Just ahead of me the map claimed, was the reception. It would be the shiny, new glass-fronted building I could see dead centre of my windscreen. I had already passed a sign instructing visitors to report to reception upon arrival. That was where Ronald Drake would be waiting for me.
I parked the car in the first space I came to, which was also about as far away from reception as I could get, while still parking in the designated area for visitors. I looked across to reception to see if I had been observed but no one inside was paying attention. I wanted to have a look around for myself without being guided or controlled. I had a few minutes before I was expected, plus I was sure that Ronald would wait.
From the boot of my car, I selected a clipboard on which there was a wad of paper, a hard hat with HSE in big letters on the front and an ID badge in a plastic clip-on holder. I had learned long ago that a person with a clipboard is universally accepted as rightfully belonging wherever they happened to be, but also that the Health and Safety Executive could absolutely go wherever they pleased, without warning, without permission and then demand answers from the persons they encountered without needing to justify asking them. The ID was fake and had taken me about ten minutes to make at home. I had bought the sticker for the hat online. I had only used the disguise once before, but with complete success, so I had no qualms about using it now. If all else failed a confident manner would see me through.

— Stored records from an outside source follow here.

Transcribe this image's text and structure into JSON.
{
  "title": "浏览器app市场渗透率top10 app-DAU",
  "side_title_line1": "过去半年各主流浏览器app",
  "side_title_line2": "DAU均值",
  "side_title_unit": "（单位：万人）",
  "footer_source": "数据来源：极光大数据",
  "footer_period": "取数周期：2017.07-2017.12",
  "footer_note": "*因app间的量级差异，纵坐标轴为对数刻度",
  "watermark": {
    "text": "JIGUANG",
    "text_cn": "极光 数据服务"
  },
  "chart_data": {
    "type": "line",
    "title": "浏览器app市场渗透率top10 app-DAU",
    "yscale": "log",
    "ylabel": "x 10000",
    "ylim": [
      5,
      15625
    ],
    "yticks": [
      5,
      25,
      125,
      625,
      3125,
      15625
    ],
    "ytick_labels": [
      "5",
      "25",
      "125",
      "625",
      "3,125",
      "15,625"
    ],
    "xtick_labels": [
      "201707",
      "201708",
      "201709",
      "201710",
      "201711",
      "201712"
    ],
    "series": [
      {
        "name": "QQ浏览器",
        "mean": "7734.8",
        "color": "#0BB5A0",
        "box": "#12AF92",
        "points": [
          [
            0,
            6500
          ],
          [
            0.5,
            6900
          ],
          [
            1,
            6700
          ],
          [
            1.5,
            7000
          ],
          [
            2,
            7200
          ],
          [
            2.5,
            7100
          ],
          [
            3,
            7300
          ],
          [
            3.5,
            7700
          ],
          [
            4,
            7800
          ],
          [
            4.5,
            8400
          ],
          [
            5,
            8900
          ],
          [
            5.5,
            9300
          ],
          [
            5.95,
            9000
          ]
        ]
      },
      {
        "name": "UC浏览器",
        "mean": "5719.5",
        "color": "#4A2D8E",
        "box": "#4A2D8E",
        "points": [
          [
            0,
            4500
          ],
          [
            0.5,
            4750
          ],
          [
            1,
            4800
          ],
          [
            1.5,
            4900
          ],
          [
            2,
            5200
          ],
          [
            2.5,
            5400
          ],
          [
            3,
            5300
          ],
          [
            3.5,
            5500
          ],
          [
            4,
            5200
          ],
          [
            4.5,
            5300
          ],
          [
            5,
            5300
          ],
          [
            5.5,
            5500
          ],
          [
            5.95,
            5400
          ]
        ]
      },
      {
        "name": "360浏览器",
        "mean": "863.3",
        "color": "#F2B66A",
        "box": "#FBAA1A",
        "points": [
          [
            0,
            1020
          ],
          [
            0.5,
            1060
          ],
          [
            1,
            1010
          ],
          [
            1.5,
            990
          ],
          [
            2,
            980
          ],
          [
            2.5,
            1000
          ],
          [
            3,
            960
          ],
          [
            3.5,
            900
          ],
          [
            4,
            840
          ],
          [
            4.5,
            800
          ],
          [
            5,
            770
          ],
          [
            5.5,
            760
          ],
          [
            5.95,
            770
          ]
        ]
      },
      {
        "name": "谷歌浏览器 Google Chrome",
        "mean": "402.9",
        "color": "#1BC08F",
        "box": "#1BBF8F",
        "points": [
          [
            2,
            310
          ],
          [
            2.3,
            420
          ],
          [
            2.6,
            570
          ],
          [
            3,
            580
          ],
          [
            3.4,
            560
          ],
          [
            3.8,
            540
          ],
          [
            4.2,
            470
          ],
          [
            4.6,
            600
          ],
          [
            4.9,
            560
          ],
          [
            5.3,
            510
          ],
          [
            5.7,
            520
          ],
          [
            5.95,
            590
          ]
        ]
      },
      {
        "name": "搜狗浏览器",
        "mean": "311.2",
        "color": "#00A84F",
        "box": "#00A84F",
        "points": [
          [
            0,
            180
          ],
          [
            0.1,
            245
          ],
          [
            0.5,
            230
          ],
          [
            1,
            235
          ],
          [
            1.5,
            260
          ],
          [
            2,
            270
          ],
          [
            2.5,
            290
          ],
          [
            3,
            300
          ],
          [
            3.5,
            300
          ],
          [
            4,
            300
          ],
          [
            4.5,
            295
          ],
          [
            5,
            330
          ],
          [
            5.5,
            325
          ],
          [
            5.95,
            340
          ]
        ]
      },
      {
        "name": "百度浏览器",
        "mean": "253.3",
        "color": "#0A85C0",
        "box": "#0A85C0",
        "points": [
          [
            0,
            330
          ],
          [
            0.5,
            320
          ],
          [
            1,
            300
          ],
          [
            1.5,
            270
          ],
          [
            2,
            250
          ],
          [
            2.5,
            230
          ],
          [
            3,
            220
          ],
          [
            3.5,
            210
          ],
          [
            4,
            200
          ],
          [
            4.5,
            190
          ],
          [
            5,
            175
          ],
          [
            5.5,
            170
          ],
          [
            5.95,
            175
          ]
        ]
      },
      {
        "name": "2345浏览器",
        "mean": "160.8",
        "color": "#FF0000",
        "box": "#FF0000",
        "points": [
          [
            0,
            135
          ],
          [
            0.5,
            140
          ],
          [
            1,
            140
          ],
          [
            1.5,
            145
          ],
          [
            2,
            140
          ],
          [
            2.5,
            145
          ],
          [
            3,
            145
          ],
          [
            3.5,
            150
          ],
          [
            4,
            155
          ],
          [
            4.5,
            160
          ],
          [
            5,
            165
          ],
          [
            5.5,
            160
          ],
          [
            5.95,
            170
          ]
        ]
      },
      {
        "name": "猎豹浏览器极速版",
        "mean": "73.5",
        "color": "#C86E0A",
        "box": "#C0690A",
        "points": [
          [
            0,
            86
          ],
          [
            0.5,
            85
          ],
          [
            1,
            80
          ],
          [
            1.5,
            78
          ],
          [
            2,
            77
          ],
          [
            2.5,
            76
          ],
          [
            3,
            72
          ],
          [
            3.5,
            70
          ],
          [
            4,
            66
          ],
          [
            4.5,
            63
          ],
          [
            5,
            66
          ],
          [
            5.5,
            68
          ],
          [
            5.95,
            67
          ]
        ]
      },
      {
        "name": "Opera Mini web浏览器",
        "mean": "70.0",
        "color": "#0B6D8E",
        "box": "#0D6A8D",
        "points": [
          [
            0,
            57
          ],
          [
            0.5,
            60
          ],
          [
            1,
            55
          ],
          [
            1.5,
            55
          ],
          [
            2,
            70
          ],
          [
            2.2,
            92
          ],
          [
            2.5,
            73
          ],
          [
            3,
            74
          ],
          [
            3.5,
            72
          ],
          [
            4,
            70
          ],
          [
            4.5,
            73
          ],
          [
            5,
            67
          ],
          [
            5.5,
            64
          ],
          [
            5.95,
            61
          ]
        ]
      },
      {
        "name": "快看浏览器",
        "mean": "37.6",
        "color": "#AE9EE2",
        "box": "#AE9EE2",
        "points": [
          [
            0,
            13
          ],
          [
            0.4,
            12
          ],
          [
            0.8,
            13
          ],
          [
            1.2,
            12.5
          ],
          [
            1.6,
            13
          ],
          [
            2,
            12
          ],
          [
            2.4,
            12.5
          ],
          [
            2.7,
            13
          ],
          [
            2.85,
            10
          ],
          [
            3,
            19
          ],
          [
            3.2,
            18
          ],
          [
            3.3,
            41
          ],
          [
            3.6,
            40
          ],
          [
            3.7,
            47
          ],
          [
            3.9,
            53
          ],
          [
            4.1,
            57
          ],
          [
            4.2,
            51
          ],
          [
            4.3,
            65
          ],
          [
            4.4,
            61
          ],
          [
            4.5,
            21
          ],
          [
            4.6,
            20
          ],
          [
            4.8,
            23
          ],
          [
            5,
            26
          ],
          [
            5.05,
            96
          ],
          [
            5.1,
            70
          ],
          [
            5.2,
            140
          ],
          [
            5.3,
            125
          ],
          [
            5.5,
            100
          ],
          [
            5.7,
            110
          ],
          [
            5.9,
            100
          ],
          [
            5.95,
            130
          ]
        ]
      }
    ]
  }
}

The Mill had been added to over its century of life. There was a huge brick building in the centre of everything else, which I assumed housed the furnaces had been designed with architectural consideration and not just function. It had high windows stretching over several stories, a tile roof, and cast-iron guttering. All of it had elegant features, flowers cast into the downpipes, fleur-de-lis in the stone around the windows, additional lines here and there. It would most likely be missing from a modern construction where cost might dictate these minor additions are ignored. The central brick building dominated the site but there were many, many smaller buildings surrounding it, huge silver pipes joining many of them. I picked out a building that I guessed was a cooling tower, there were piles and piles of steel beams in several areas and enormous overhead cranes to carry the steel about the place and to the dockside. As I watched, a ship was being loaded by a ship-to-shore crane.